Quote Of The Day

"Victory goes to the player who makes the next-to-last mistake - Chessmaster Savielly Grigorievitch Tartakower (1887-1956)"

Wednesday, May 09, 2012


Last night Stu went to see Babel in London's leafy Caledonian Park in Islington. We met up with Oliver and his friend too.

Babel was a theatrical event in situ consisting of 300 actors and performers like no other. An 'immersive theatrical experience' it says here.

In the original Tower of Babel story God confounded mankind by making them speak in different languages for daring to build a tower to the Heavens. The Babel London crew were going to bring us all back together with the mantra "today's the day." It was a lofty ambition.

Upon entering the park we walked around the perimeter through the undergrowth coming across person after person. The odd thing about these people were that they weren't just standing there. They were perched in trees, they were ironing, typing, reading poetry, sleeping, cooking, watching television, vacuuming the grass, you name it. It was very "performance." But not wholy inaffective. As to what it meant - we were hoping to find out. "Today's the day" they said.

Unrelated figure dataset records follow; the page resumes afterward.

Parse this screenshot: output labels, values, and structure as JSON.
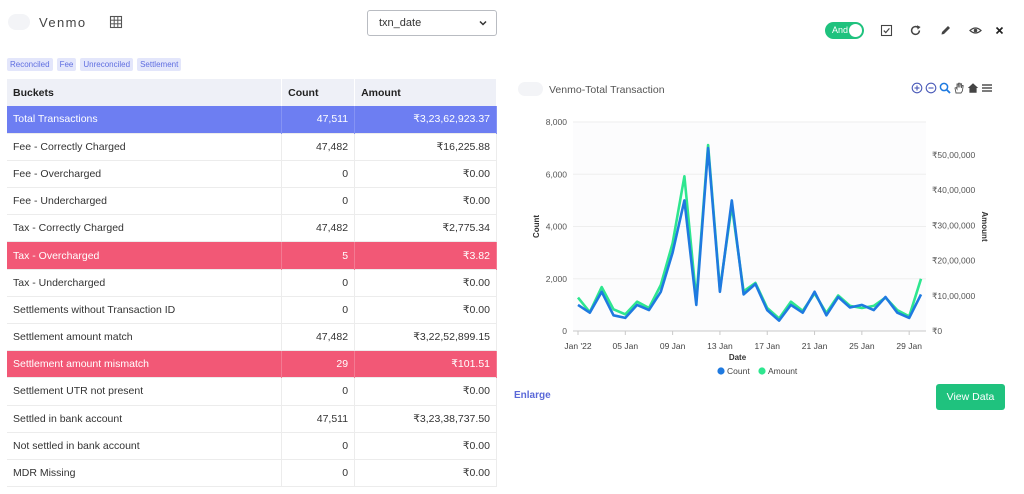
{
  "header": {
    "app_title": "Venmo",
    "date_select": {
      "value": "txn_date"
    },
    "toggle_label": "And"
  },
  "tags": [
    "Reconciled",
    "Fee",
    "Unreconciled",
    "Settlement"
  ],
  "table": {
    "columns": [
      "Buckets",
      "Count",
      "Amount"
    ],
    "rows": [
      {
        "bucket": "Total Transactions",
        "count": "47,511",
        "amount": "₹3,23,62,923.37",
        "highlight": "blue"
      },
      {
        "bucket": "Fee - Correctly Charged",
        "count": "47,482",
        "amount": "₹16,225.88",
        "highlight": ""
      },
      {
        "bucket": "Fee - Overcharged",
        "count": "0",
        "amount": "₹0.00",
        "highlight": ""
      },
      {
        "bucket": "Fee - Undercharged",
        "count": "0",
        "amount": "₹0.00",
        "highlight": ""
      },
      {
        "bucket": "Tax - Correctly Charged",
        "count": "47,482",
        "amount": "₹2,775.34",
        "highlight": ""
      },
      {
        "bucket": "Tax - Overcharged",
        "count": "5",
        "amount": "₹3.82",
        "highlight": "red"
      },
      {
        "bucket": "Tax - Undercharged",
        "count": "0",
        "amount": "₹0.00",
        "highlight": ""
      },
      {
        "bucket": "Settlements without Transaction ID",
        "count": "0",
        "amount": "₹0.00",
        "highlight": ""
      },
      {
        "bucket": "Settlement amount match",
        "count": "47,482",
        "amount": "₹3,22,52,899.15",
        "highlight": ""
      },
      {
        "bucket": "Settlement amount mismatch",
        "count": "29",
        "amount": "₹101.51",
        "highlight": "red"
      },
      {
        "bucket": "Settlement UTR not present",
        "count": "0",
        "amount": "₹0.00",
        "highlight": ""
      },
      {
        "bucket": "Settled in bank account",
        "count": "47,511",
        "amount": "₹3,23,38,737.50",
        "highlight": ""
      },
      {
        "bucket": "Not settled in bank account",
        "count": "0",
        "amount": "₹0.00",
        "highlight": ""
      },
      {
        "bucket": "MDR Missing",
        "count": "0",
        "amount": "₹0.00",
        "highlight": ""
      }
    ]
  },
  "chart_title": "Venmo-Total Transaction",
  "chart_data": {
    "type": "line",
    "title": "Venmo-Total Transaction",
    "xlabel": "Date",
    "ylabel": "Count",
    "y2label": "Amount",
    "x": [
      "2022-01-01",
      "2022-01-02",
      "2022-01-03",
      "2022-01-04",
      "2022-01-05",
      "2022-01-06",
      "2022-01-07",
      "2022-01-08",
      "2022-01-09",
      "2022-01-10",
      "2022-01-11",
      "2022-01-12",
      "2022-01-13",
      "2022-01-14",
      "2022-01-15",
      "2022-01-16",
      "2022-01-17",
      "2022-01-18",
      "2022-01-19",
      "2022-01-20",
      "2022-01-21",
      "2022-01-22",
      "2022-01-23",
      "2022-01-24",
      "2022-01-25",
      "2022-01-26",
      "2022-01-27",
      "2022-01-28",
      "2022-01-29",
      "2022-01-30"
    ],
    "series": [
      {
        "name": "Count",
        "axis": "left",
        "color": "#1f7ae0",
        "values": [
          1000,
          700,
          1500,
          600,
          500,
          1000,
          800,
          1500,
          3000,
          5000,
          1000,
          7000,
          1500,
          5000,
          1400,
          1800,
          800,
          400,
          1000,
          700,
          1500,
          600,
          1300,
          900,
          1000,
          800,
          1300,
          700,
          500,
          1400
        ]
      },
      {
        "name": "Amount",
        "axis": "right",
        "color": "#2ee68f",
        "values": [
          800000,
          450000,
          1050000,
          520000,
          400000,
          700000,
          550000,
          1100000,
          2100000,
          3700000,
          750000,
          4450000,
          1000000,
          3000000,
          950000,
          1150000,
          550000,
          300000,
          700000,
          480000,
          900000,
          430000,
          850000,
          600000,
          550000,
          600000,
          800000,
          500000,
          350000,
          1250000
        ]
      }
    ],
    "x_tick_labels": [
      "Jan '22",
      "05 Jan",
      "09 Jan",
      "13 Jan",
      "17 Jan",
      "21 Jan",
      "25 Jan",
      "29 Jan"
    ],
    "y_ticks": [
      "0",
      "2,000",
      "4,000",
      "6,000",
      "8,000"
    ],
    "y_lim": [
      0,
      8000
    ],
    "y2_ticks": [
      "₹0",
      "₹10,00,000",
      "₹20,00,000",
      "₹30,00,000",
      "₹40,00,000",
      "₹50,00,000"
    ],
    "y2_lim": [
      0,
      5000000
    ],
    "legend": [
      "Count",
      "Amount"
    ],
    "legend_position": "bottom",
    "grid": true
  },
  "actions": {
    "enlarge": "Enlarge",
    "view_data": "View Data"
  },
  "colors": {
    "primary_green": "#1fc27e",
    "row_blue": "#6d7ef2",
    "row_red": "#f25876",
    "count_line": "#1f7ae0",
    "amount_line": "#2ee68f"
  }
}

After the soujourn in the trees we entered the centre of the park proper where they were various structures - a cafe, a bar, stages, platforms etc.. There were actors, dressed mainly as members of the public, who performed songs, played instruments, danced and told stories. So far so good.

Then after an hour or so the fake 'Big Brother' policemen who had been guarding us, the ladies in white who had been standing around and various other actors all started the show proper. They had been building bamboo houses at the front of the park near the large clock tower. The speakers boomed out "everyone get back, the houses have to be moved." And the people cried out "no". The houses got moved all the same though. Someone got "arrested" for taking a stand and taken into the tower. There was a got of clever projection onto the tower. A bit of absailing up it and down it. The actors booed and hissed their oppressors. He man got rescued. The End.

To call the whole thing amateurish would be a disservice as it was indeed a part amateur production. And being the first night there were a few technical 'pauses' which were perhaps to be expected.

It was an ambitious project - in terms of scale at any rate - and ultimately it failed in it's basic requirement - to be any good. The 'Big Brother' type plot just didn't really work.

It was a bit like a festival with lots of theatre types doing their best to show off. A smaller show, more tightly produced would have worked better for me I think. Oh well. Good to have gone but hard to recommend to others I'm afraid.